Quem é capaz disto? É uma vertigem, precisamente. Por isso o Senhor não ficou «desconhecido». Teve piedade de nós, ouviu o grito do coração –a «necessidade de impossível» de que fala o Calígula de Camus – e revelou o Seu rosto: «Hic Verbum caro factum est». Na casa de Nazaré, no ventre de Maria, tornou-se carne, Cristo tornou-se objeto de experiência sensível para aqueles que O encontravam ao longo dos caminhos da Galileia. E com a Sua morte e ressurreição permaneceu presente e chega até nós através da carne daqueles que continua a agarrar e que nos oferece como companheiros de caminho. Foi precisamente o isolamento destes meses que –paradoxalmente –nos fez ficar surpreendidos com quem são os verdadeiros companheiros do nosso caminho, aqueles com quem iríamos de boa vontade até ao fim do mundo: pessoas que não reduzem a dimensão da nossa necessidade, que não nos distraem das perguntas fundamentais, mas as alimentam com a sua própria presença. Estes são os verdadeiros companheiros de caminho que o Mistério nos deu para que não ficássemos sozinhos e desesperados na peregrinação da vida. Para que o nada não vença em nós.
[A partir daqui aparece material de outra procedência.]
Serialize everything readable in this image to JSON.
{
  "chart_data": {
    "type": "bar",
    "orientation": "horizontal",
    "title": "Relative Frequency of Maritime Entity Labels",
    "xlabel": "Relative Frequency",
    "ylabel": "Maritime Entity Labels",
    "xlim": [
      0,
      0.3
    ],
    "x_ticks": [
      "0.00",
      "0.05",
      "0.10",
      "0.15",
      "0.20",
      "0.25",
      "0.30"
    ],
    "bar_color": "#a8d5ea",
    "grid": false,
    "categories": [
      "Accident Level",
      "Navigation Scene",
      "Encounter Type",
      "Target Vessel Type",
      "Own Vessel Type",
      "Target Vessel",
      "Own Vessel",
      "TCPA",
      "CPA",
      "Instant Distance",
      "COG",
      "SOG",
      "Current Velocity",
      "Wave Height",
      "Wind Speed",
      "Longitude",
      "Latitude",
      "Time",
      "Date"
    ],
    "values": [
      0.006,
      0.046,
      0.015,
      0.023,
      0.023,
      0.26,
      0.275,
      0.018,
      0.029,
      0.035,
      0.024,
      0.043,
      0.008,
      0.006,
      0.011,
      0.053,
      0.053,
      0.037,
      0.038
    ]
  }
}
Que impressionante uma das últimas mensagens de don Giussani à peregrinação Macerata˗Loreto! Foi em 2003: «Sempre que nos reunimos, por que é que o fazemos? Para arrancar os amigos e, se possível, o mundo inteiro do nada em que todos os homens se encontram. [...] Que, ao encontrar-nos, [...] uma pessoa se sinta como que abraçada no seu íntimo, resgatada da sua aparente nulidade, fraqueza, mesquinhez ou confusão, e se sinta como se de repente tivesse sido convidada para as núpcias de um príncipe. Nossa Senhora é como o convite de um príncipe».
Com efeito, n’Ela resplandece a vitória sobre o nada, a novidade que desafia qualquer impotência, medo ou escuridão que pesa sobre cada um de nós. Olhar para ela todas as manhãs, enquanto rezamos o Angelus, é o ponto de partida de cada dia, de cada tentativa de construção, agora que retomamos as atividades habituais e somos chamados –cada um onde se encontra –a dar o nosso contributo para o recomeço, sustentados por aqueles que neste período reconhecemos como tendo sido “agarrados” como Ela. Olhemos em frente!